City statistics released last month showed that nearly 40 percent of public-school children in kindergarten through eighth grade were overweight or obese, and that obesity rates were substantially higher in poor neighborhoods. City studies show that consumption of sugared beverages is consistently higher in those neighborhoods.

Meanwhile, the Associated Press reports that New Yorkers spent $75 million to $135 million of the $2.7 billion in food stamps they received in 2009 on sodas and sugary drinks. “The use of food stamp benefits to support the purchase of sugar sweetened drinks not only contradicts the intent of this vital program, but it also subsidizes a serious public health epidemic,” said New York Governor David Paterson in support of Bloomberg’s measure. (More on Time.com: Do Parents Discriminate Against Their Own Chubby Children?)

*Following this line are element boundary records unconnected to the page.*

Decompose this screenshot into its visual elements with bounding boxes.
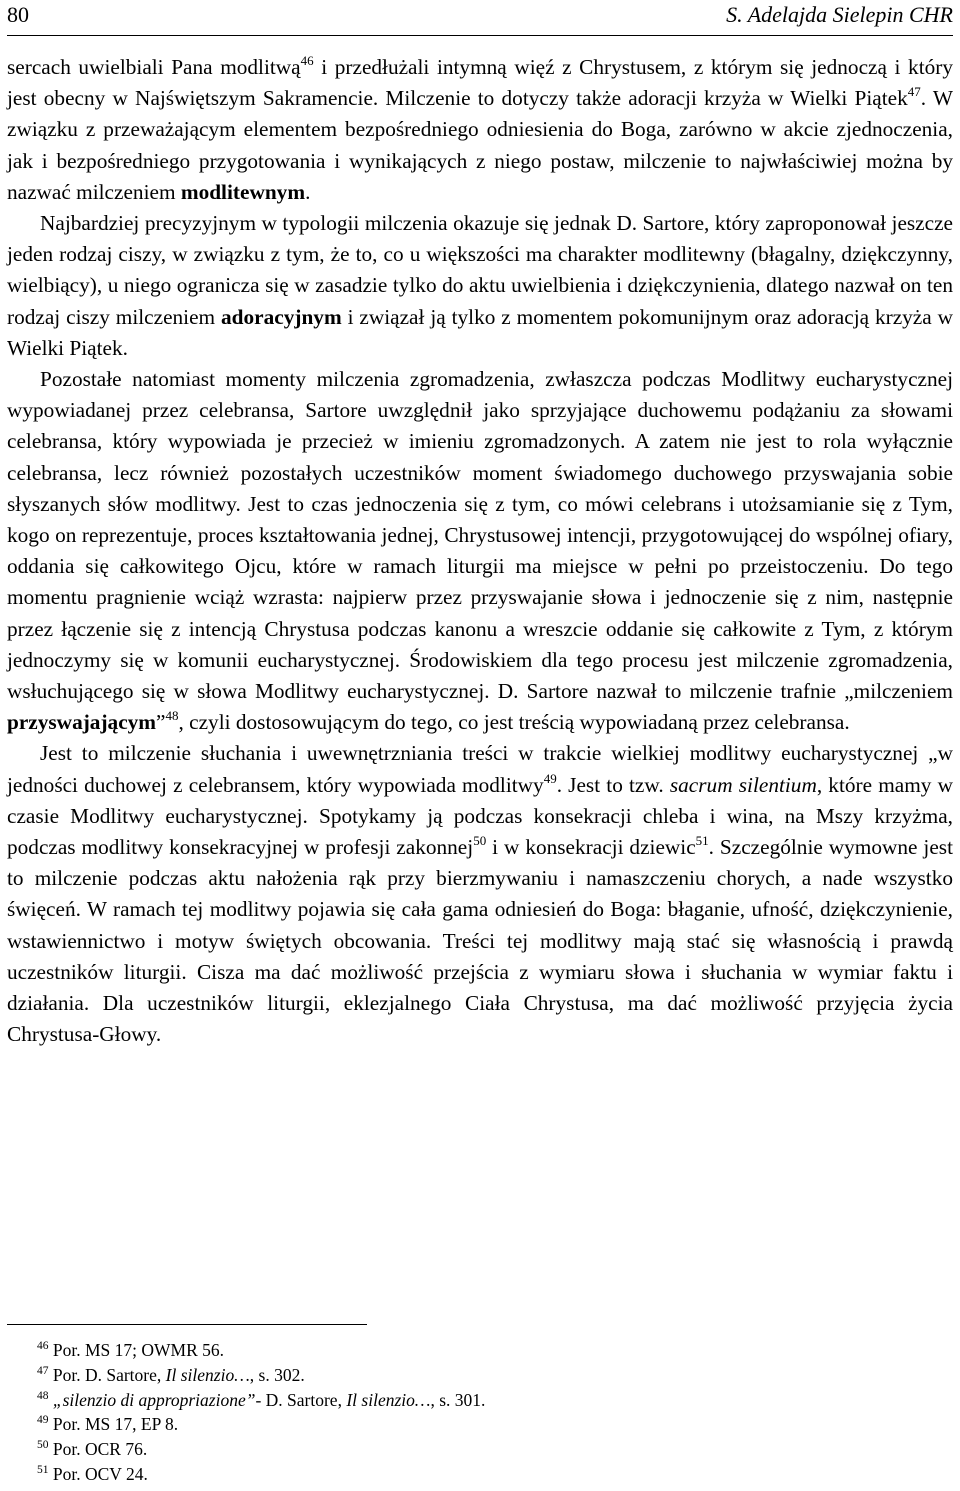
footnote-ref-49[interactable]: 49 [543,770,557,786]
text-run: sercach uwielbiali Pana modlitwą [7,55,301,79]
footnote-italic: „silenzio di appropriazione” [48,1389,256,1410]
text-run: , które mamy w czasie Modlitwy eucharystycznej. Spotykamy ją podczas konsekracji chleba i wina, na Mszy krzyżma, podczas modlitwy konsekracyjnej w profesji zakonnej [7,772,953,860]
text-run: i przedłużali intymną więź z Chrystusem, z którym się jednoczą i który jest obecny w Najświętszym Sakramencie. Milczenie to dotyczy także adoracji krzyża w Wielki Piątek [7,55,953,111]
footnote-text: , s. 301. [430,1389,486,1410]
text-run: Najbardziej precyzyjnym w typologii milczenia okazuje się jednak D. Sartore, który zaproponował jeszcze jeden rodzaj ciszy, w związku z tym, że to, co u większości ma charakter modlitewny (błagalny, dziękczynny, wielbiący), u niego ogranicza się w zasadzie tylko do aktu uwielbienia i dziękczynienia, dlatego nazwał on ten rodzaj ciszy milczeniem [7,211,953,329]
text-run: . Jest to tzw. [556,772,670,797]
italic-term: sacrum silentium [669,772,817,797]
footnote-50 [37,1437,485,1462]
footnote-text: Por. MS 17, EP 8. [48,1414,179,1435]
footnote-number: 49 [37,1414,49,1427]
text-run: . W związku z przeważającym elementem bezpośredniego odniesienia do Boga, zarówno w akcie zjednoczenia, jak i bezpośredniego przygotowania i wynikających z niego postaw, milczenie to najwłaściwiej można by nazwać milczeniem [7,86,953,204]
footnote-51 [37,1462,485,1487]
footnote-number: 47 [37,1364,49,1377]
page-number: 80 [7,2,29,27]
text-run: . [305,179,311,204]
bold-term: adoracyjnym [221,304,342,329]
header-rule [7,35,953,36]
paragraph-4 [7,738,953,1050]
text-run: Pozostałe natomiast momenty milczenia zgromadzenia, zwłaszcza podczas Modlitwy eucharystycznej wypowiadanej przez celebransa, Sartore uwzględnił jako sprzyjające duchowemu podążaniu za słowami celebransa, który wypowiada je przecież w imieniu zgromadzonych. A zatem nie jest to rola wyłącznie celebransa, lecz również pozostałych uczestników moment świadomego duchowego przyswajania sobie słyszanych słów modlitwy. Jest to czas jednoczenia się z tym, co mówi celebrans i utożsamianie się z Tym, kogo on reprezentuje, proces kształtowania jednej, Chrystusowej intencji, przygotowującej do wspólnej ofiary, oddania się całkowitego Ojcu, które w ramach liturgii ma miejsce w pełni po przeistoczeniu. Do tego momentu pragnienie wciąż wzrasta: najpierw przez przyswajanie słowa i jednoczenie się z nim, następnie przez łączenie się z intencją Chrystusa podczas kanonu a wreszcie oddanie się całkowite z Tym, z którym jednoczymy się w komunii eucharystycznej. Środowiskiem dla tego procesu jest milczenie zgromadzenia, wsłuchującego się w słowa Modlitwy eucharystycznej. D. Sartore nazwał to milczenie trafnie „milczeniem [7,367,953,704]
footnote-49 [37,1412,485,1437]
footnote-text: Por. D. Sartore, [48,1364,166,1385]
footnote-ref-46[interactable]: 46 [300,53,314,68]
footnote-number: 50 [37,1439,49,1452]
footnote-number: 46 [37,1340,49,1352]
footnotes [37,1338,485,1487]
footnote-text: - D. Sartore, [255,1389,347,1410]
text-run: Jest to milczenie słuchania i uwewnętrzniania treści w trakcie wielkiej modlitwy eucharystycznej „w jedności duchowej z celebransem, który wypowiada modlitwy [7,741,953,797]
body-text [7,52,953,1051]
text-run: i w konsekracji dziewic [486,835,696,860]
footnote-ref-50[interactable]: 50 [473,833,487,849]
text-run: . Szczególnie wymowne jest to milczenie podczas aktu nałożenia rąk przy bierzmywaniu i namaszczeniu chorych, a nade wszystko święceń. W ramach tej modlitwy pojawia się cała gama odniesień do Boga: błaganie, ufność, dziękczynienie, wstawiennictwo i motyw świętych obcowania. Treści tej modlitwy mają stać się własnością i prawdą uczestników liturgii. Cisza ma dać możliwość przejścia z wymiaru słowa i słuchania w wymiar faktu i działania. Dla uczestników liturgii, eklezjalnego Ciała Chrystusa, ma dać możliwość przyjęcia życia Chrystusa-Głowy. [7,835,954,1047]
footnote-number: 51 [37,1463,49,1476]
running-header-author: S. Adelajda Sielepin CHR [726,2,953,27]
bold-term: przyswajającym [7,710,157,735]
footnote-ref-51[interactable]: 51 [695,833,709,849]
text-run: i związał ją tylko z momentem pokomunijnym oraz adoracją krzyża w Wielki Piątek. [7,304,953,360]
footnote-text: Por. OCV 24. [48,1463,148,1484]
page [7,0,954,1484]
paragraph-1 [7,52,953,208]
footnote-48 [37,1388,485,1413]
footnote-text: Por. OCR 76. [48,1439,148,1460]
footnote-46 [37,1338,485,1363]
footnote-ref-47[interactable]: 47 [907,84,921,100]
footnote-italic: Il silenzio… [165,1364,250,1385]
footnote-text: Por. MS 17; OWMR 56. [48,1340,225,1360]
bold-term: modlitewnym [180,179,306,204]
footnote-ref-48[interactable]: 48 [165,708,179,724]
running-header [7,0,953,36]
paragraph-3 [7,364,953,738]
footnote-separator [7,1324,367,1325]
footnote-italic: Il silenzio… [346,1389,431,1410]
footnote-text: , s. 302. [249,1364,305,1385]
footnote-number: 48 [37,1389,49,1402]
paragraph-2 [7,208,953,364]
text-run: , czyli dostosowującym do tego, co jest treścią wypowiadaną przez celebransa. [178,710,850,735]
text-run: ” [156,710,166,735]
footnote-47 [37,1363,485,1388]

Not everyone agrees that restriction is the best solution. Advocates for the urban poor suggest that such a move would patronize and alienate an already stigmatized population. In 2004, the Department of Agriculture (USDA) rejected a similar Minnesota proposal to bar people from buying candy and soda with food stamps, because it perpetuated the stereotype that food stamp-users make bad food choices.

Still, no one argues that sugary sodas are a boon to health, and many nutrition experts agree they should be excised from Americans’ diets. From the New York Times:

Dr. Farley and the state’s health commissioner, Dr. Richard F. Daines, said in an Op-Ed article in The New York Times on Thursday that the ban would not reduce the ability of food-stamp recipients to feed their families. “They would still receive every penny of support they now get, meaning they would have as much, if not more, to spend on nutritious food,” Dr. Farley and Dr. Daines wrote. “And they could still purchase soda if they choose — just not with taxpayer dollars.”

Bloomberg has proposed instituting the soda ban for two years to assess its effects and determine whether it should be extended. Unlike many of his other health-focused measures, the mayor cannot legislate this one unilaterally. Instead, he has requested permission from the USDA, which funds the food-stamp program.